ECLI:NL:RBDHA:2022:227
Rechtbank Den Haag
- Eerste aanleg - enkelvoudig
- Rechtspraak.nl
Bevoegdheid van de Nederlandse rechter in zaken van ondertoezichtstelling en uithuisplaatsing van een minderjarige met dubbele nationaliteit
In deze zaak heeft de kinderrechter van de Rechtbank Den Haag op 5 januari 2022 uitspraak gedaan over de ondertoezichtstelling en machtiging tot uithuisplaatsing van een minderjarige, hierna te noemen [minderjarige]. De kinderrechter heeft zich bevoegd verklaard om van het verzoek kennis te nemen, ondanks dat [minderjarige] op het moment van indiening van het verzoekschrift zijn gewone verblijfplaats in Tunesië had. De kinderrechter oordeelt dat er voldoende verbondenheid met de Nederlandse rechtssfeer is, gezien de Nederlandse nationaliteit van [minderjarige] en de aanwezigheid van zijn vader in Nederland.

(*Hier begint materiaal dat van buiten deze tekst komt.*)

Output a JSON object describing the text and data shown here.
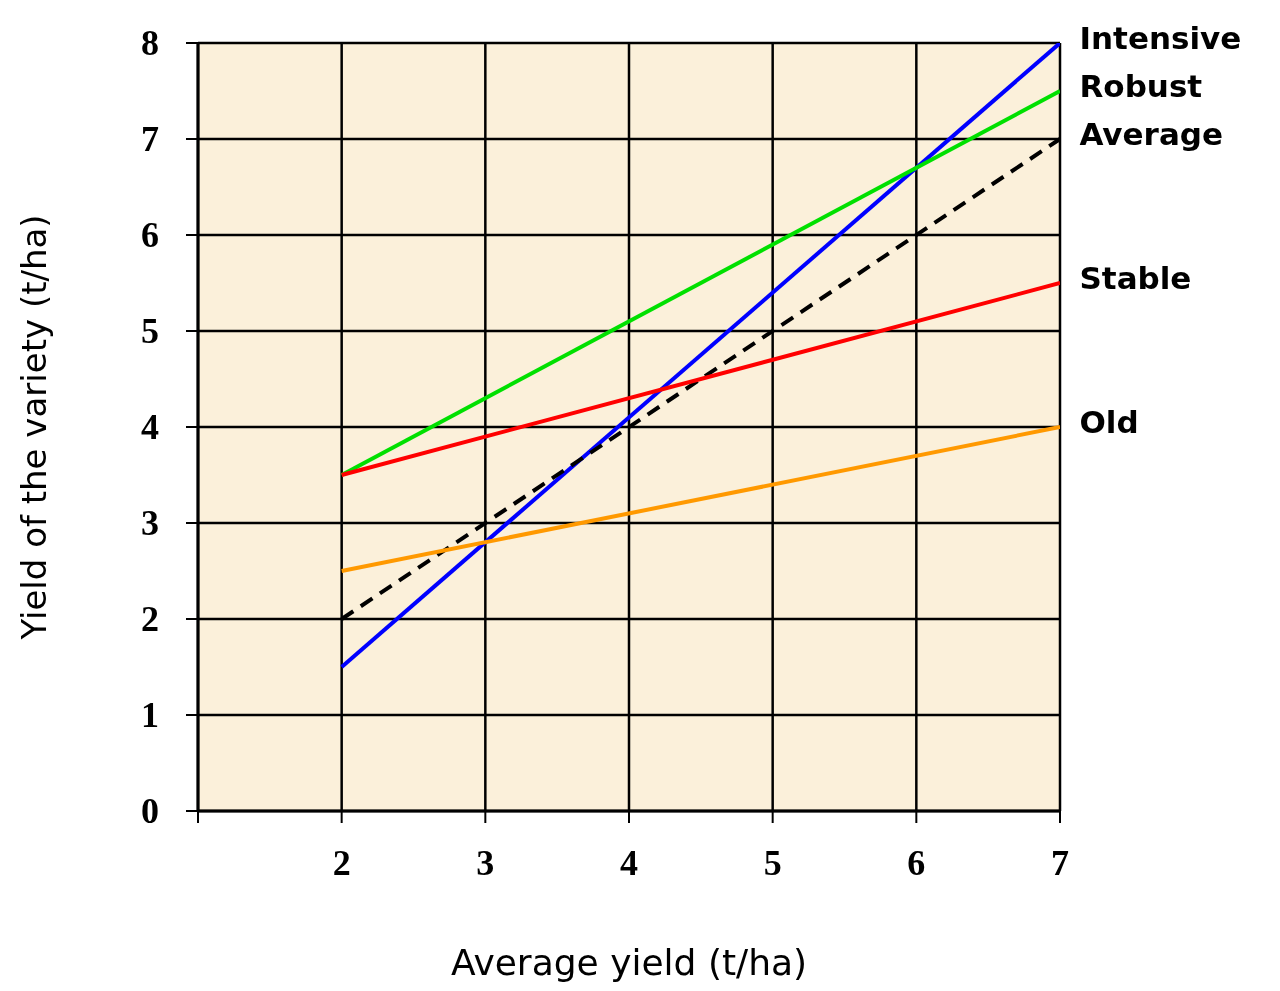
{
  "chart_data": {
    "type": "line",
    "xlabel": "Average yield (t/ha)",
    "ylabel": "Yield of the variety (t/ha)",
    "x": [
      2,
      7
    ],
    "xlim": [
      1,
      7
    ],
    "xticks": [
      {
        "value": 1,
        "label": null
      },
      2,
      3,
      4,
      5,
      6,
      7
    ],
    "ylim": [
      0,
      8
    ],
    "yticks": [
      0,
      1,
      2,
      3,
      4,
      5,
      6,
      7,
      8
    ],
    "grid": true,
    "legend": false,
    "marker": "none",
    "series": [
      {
        "name": "Intensive",
        "color": "#0000ff",
        "values": [
          1.5,
          8
        ]
      },
      {
        "name": "Robust",
        "color": "#00e000",
        "values": [
          3.5,
          7.5
        ]
      },
      {
        "name": "Average",
        "color": "#000000",
        "values": [
          2,
          7
        ],
        "line_style": "dashed"
      },
      {
        "name": "Stable",
        "color": "#ff0000",
        "values": [
          3.5,
          5.5
        ]
      },
      {
        "name": "Old",
        "color": "#ff9900",
        "values": [
          2.5,
          4
        ]
      }
    ]
  }
}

De kinderrechter heeft vastgesteld dat [minderjarige] sinds september 2021 in Nederland verblijft, maar geen netwerk heeft en afhankelijk is van zijn ouders voor toestemming over zijn verblijf. De vader, die in Nederland woont, is niet bereid om [minderjarige] op te vangen en wil dat hij terugkeert naar Tunesië. De moeder woont in Tunesië en heeft toestemming gegeven voor de reis van [minderjarige] naar Nederland. De kinderrechter heeft de voorlopige ondertoezichtstelling van [minderjarige] eerder verlengd en oordeelt dat het noodzakelijk is om deze maatregelen voort te zetten tot [minderjarige] zijn meerderjarigheid bereikt.
De kinderrechter heeft de gronden voor ondertoezichtstelling en machtiging tot uithuisplaatsing aanwezig geacht, gezien de omstandigheden waarin [minderjarige] zich bevindt. De kinderrechter heeft besloten om [minderjarige] onder toezicht te stellen van Jeugdbescherming Brabant en heeft hen gemachtigd om hem gedurende dag en nacht uit huis te plaatsen in een accommodatie van een jeugdhulpaanbieder. Deze beslissing is mondeling gegeven en in het openbaar uitgesproken, met de mogelijkheid voor hoger beroep binnen drie maanden na de uitspraak.